In Duck Soup, one of the stuffy characters responds to Groucho's raillery with the protest: "I didn't come here to be insulted!" to which Groucho quips "Oh really? Where do you usually go?"
I went to Scotland. Don't misunderstand, the Scots were delightful hosts -- friendly, accommodating and, of course, a delight to the ears. The country is as beautiful as advertised, and the castles, museums and lochs live up to their billing.
But a few days in Edinburgh during the "Fringe" festival is enough to bury images of thistles and bagpipes very deep. The two links to the Scotland of legend are the enduring Anglophobia (the country will vote on independence in September 2014) and the fondness for whiskey. A nation of 4 million people boasts more than 100 distilleries and the cocktail hour seems to be interpreted most liberally.
But modern Scotland is deep-dyed in socialism. The Scottish parliament, revived in 1998 in the hope that a measure of self-rule would vitiate the independence movement, is dominated by parties of the left. The Scottish National Party, which favors (in addition to separation from England) "free" education through university, unilateral nuclear disarmament, steeply progressive taxation and the "eradication" of poverty, holds 65 of 129 seats. Labour, the Liberal Democrats and a couple of green parties hold 47 seats, while the conservatives claim just 15. Of the 51 members of the House of Commons representing Scottish constituencies, exactly one is a conservative.
Now, about the "Fringe." It's a festival of performances, concerts, dance, circuses and street theater that dominates the city every August. My family was open to sampling (the younger members more experimental than the older). But just based on the descriptions available in the local paper, The Scotsman, many of the offerings were repellent.

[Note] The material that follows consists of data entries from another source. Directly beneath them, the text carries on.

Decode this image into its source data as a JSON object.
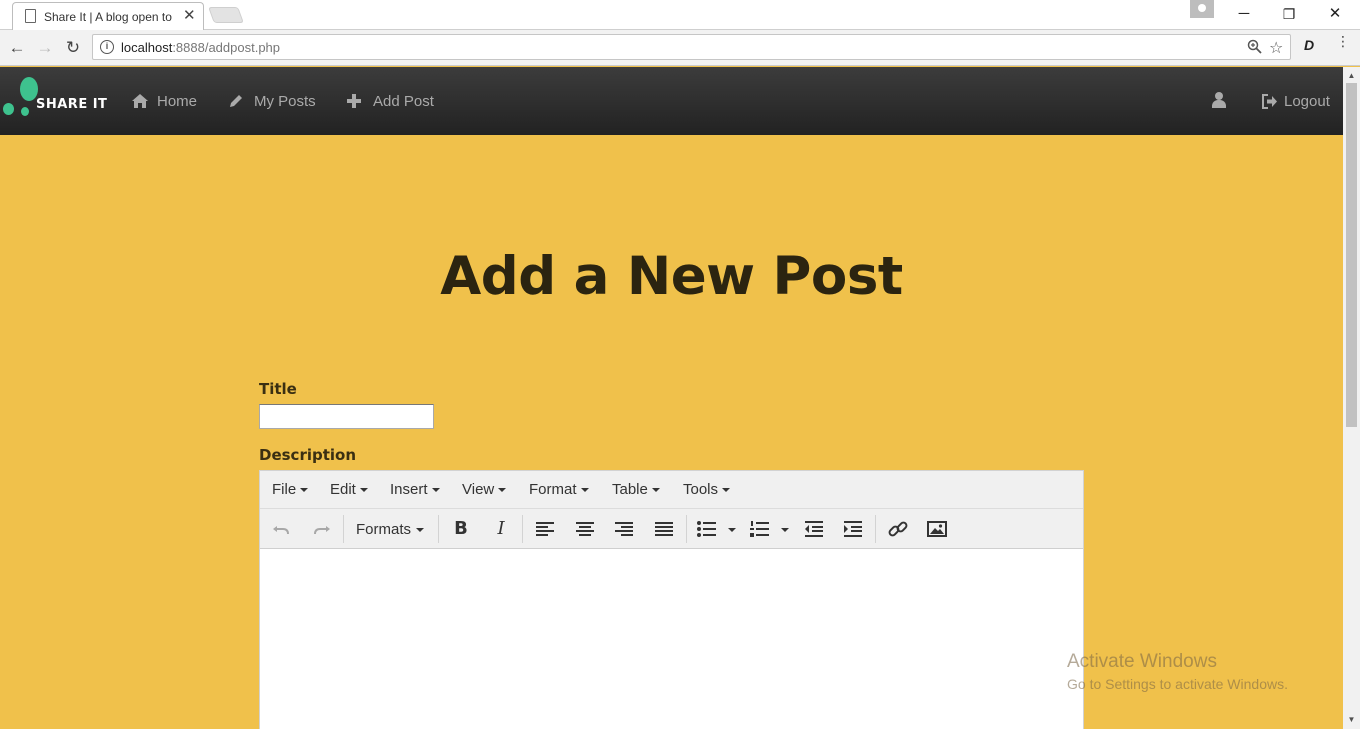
{
  "browser": {
    "tab_title": "Share It | A blog open to",
    "tab_close": "✕",
    "url_host": "localhost",
    "url_path": ":8888/addpost.php",
    "controls": {
      "minimize": "─",
      "restore": "❐",
      "close": "✕"
    },
    "back": "←",
    "forward": "→",
    "reload": "↻",
    "ext_label": "D"
  },
  "navbar": {
    "brand": "SHARE IT",
    "links": [
      {
        "label": "Home",
        "icon": "home-icon"
      },
      {
        "label": "My Posts",
        "icon": "pencil-icon"
      },
      {
        "label": "Add Post",
        "icon": "plus-icon"
      }
    ],
    "logout": "Logout"
  },
  "page": {
    "title": "Add a New Post",
    "title_label": "Title",
    "title_value": "",
    "description_label": "Description"
  },
  "editor": {
    "menus": [
      "File",
      "Edit",
      "Insert",
      "View",
      "Format",
      "Table",
      "Tools"
    ],
    "formats_label": "Formats"
  },
  "watermark": {
    "line1": "Activate Windows",
    "line2": "Go to Settings to activate Windows."
  },
  "colors": {
    "page_bg": "#f0c14b",
    "navbar_bg": "#2c2c2c",
    "logo_green": "#3ec28e"
  }
}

We could have seen a play titled, "The Radicalisation of Bradley Manning," which the Scotsman described as a "shocking indictment of the brutal and relentless homophobia of U.S. military life" and also a "more subtle critique ... of western culture ... that reacts to any breach of discipline or convention with a fierce, repressive violence, and a demand that we all conform, or be silent."

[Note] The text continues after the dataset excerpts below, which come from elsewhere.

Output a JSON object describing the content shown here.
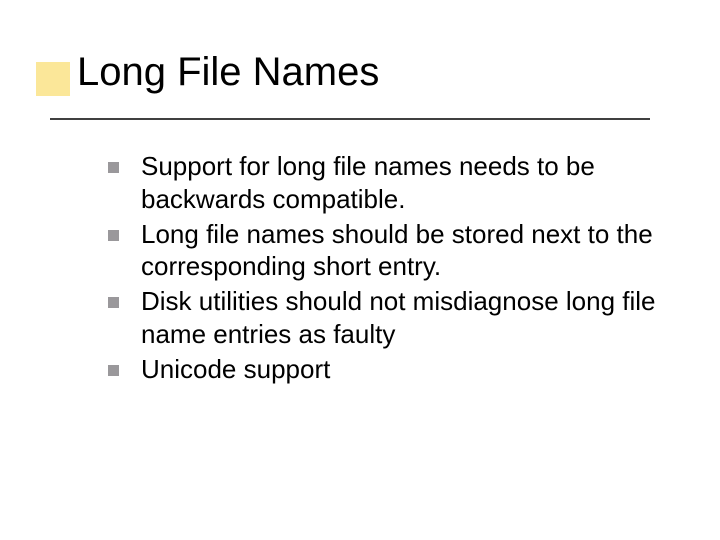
{
  "title": "Long File Names",
  "bullets": [
    {
      "text": "Support for long file names needs to be backwards compatible."
    },
    {
      "text": "Long file names should be stored next to the corresponding short entry."
    },
    {
      "text": "Disk utilities should not misdiagnose long file name entries as faulty"
    },
    {
      "text": "Unicode support"
    }
  ]
}
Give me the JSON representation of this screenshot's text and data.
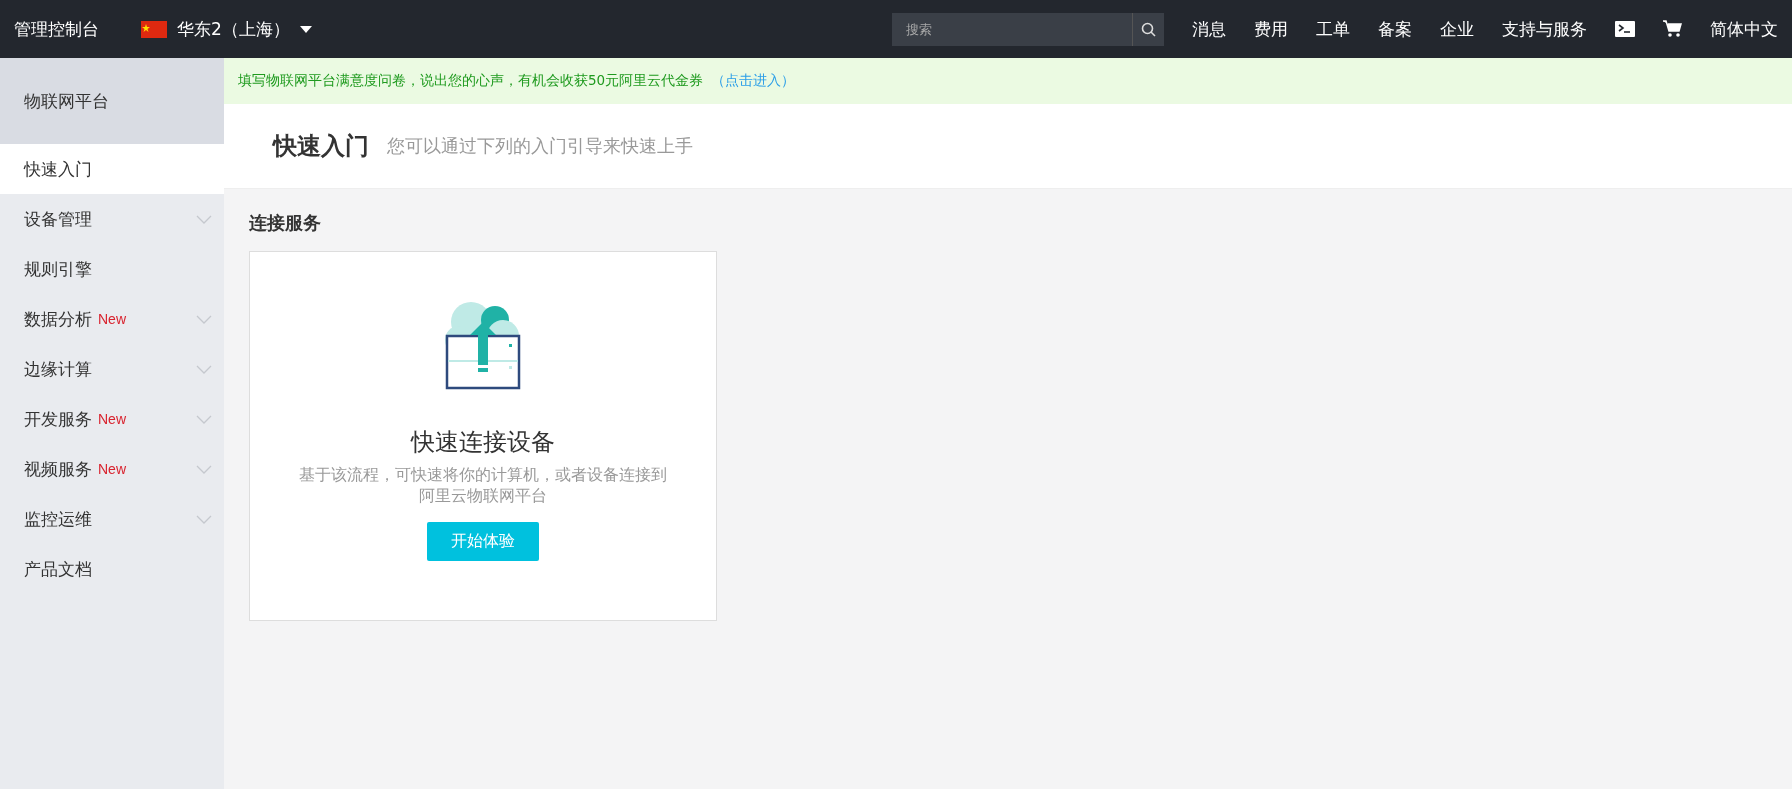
{
  "topbar": {
    "brand": "管理控制台",
    "region": "华东2（上海）",
    "search": {
      "placeholder": "搜索"
    },
    "nav": [
      "消息",
      "费用",
      "工单",
      "备案",
      "企业",
      "支持与服务"
    ],
    "language": "简体中文"
  },
  "sidebar": {
    "title": "物联网平台",
    "items": [
      {
        "label": "快速入门",
        "selected": true,
        "expandable": false
      },
      {
        "label": "设备管理",
        "selected": false,
        "expandable": true
      },
      {
        "label": "规则引擎",
        "selected": false,
        "expandable": false
      },
      {
        "label": "数据分析",
        "badge": "New",
        "selected": false,
        "expandable": true
      },
      {
        "label": "边缘计算",
        "selected": false,
        "expandable": true
      },
      {
        "label": "开发服务",
        "badge": "New",
        "selected": false,
        "expandable": true
      },
      {
        "label": "视频服务",
        "badge": "New",
        "selected": false,
        "expandable": true
      },
      {
        "label": "监控运维",
        "selected": false,
        "expandable": true
      },
      {
        "label": "产品文档",
        "selected": false,
        "expandable": false
      }
    ]
  },
  "banner": {
    "text": "填写物联网平台满意度问卷，说出您的心声，有机会收获50元阿里云代金券",
    "link": "（点击进入）"
  },
  "header": {
    "title": "快速入门",
    "subtitle": "您可以通过下列的入门引导来快速上手"
  },
  "section": {
    "title": "连接服务",
    "cards": [
      {
        "title": "快速连接设备",
        "description": "基于该流程，可快速将你的计算机，或者设备连接到阿里云物联网平台",
        "button": "开始体验"
      }
    ]
  }
}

Alternatively, we could have dropped in on "Bin Laden: The One Man Show" that featured a "well-spoken Englishman politely offering tea and biscuits to his audience." The play presents a "different truth, a version we never get to see, free from projection, indoctrination and cartoon villainy." Cartoon villainy? Has anti-Americanism so distorted the moral reasoning of the playwright and the critic?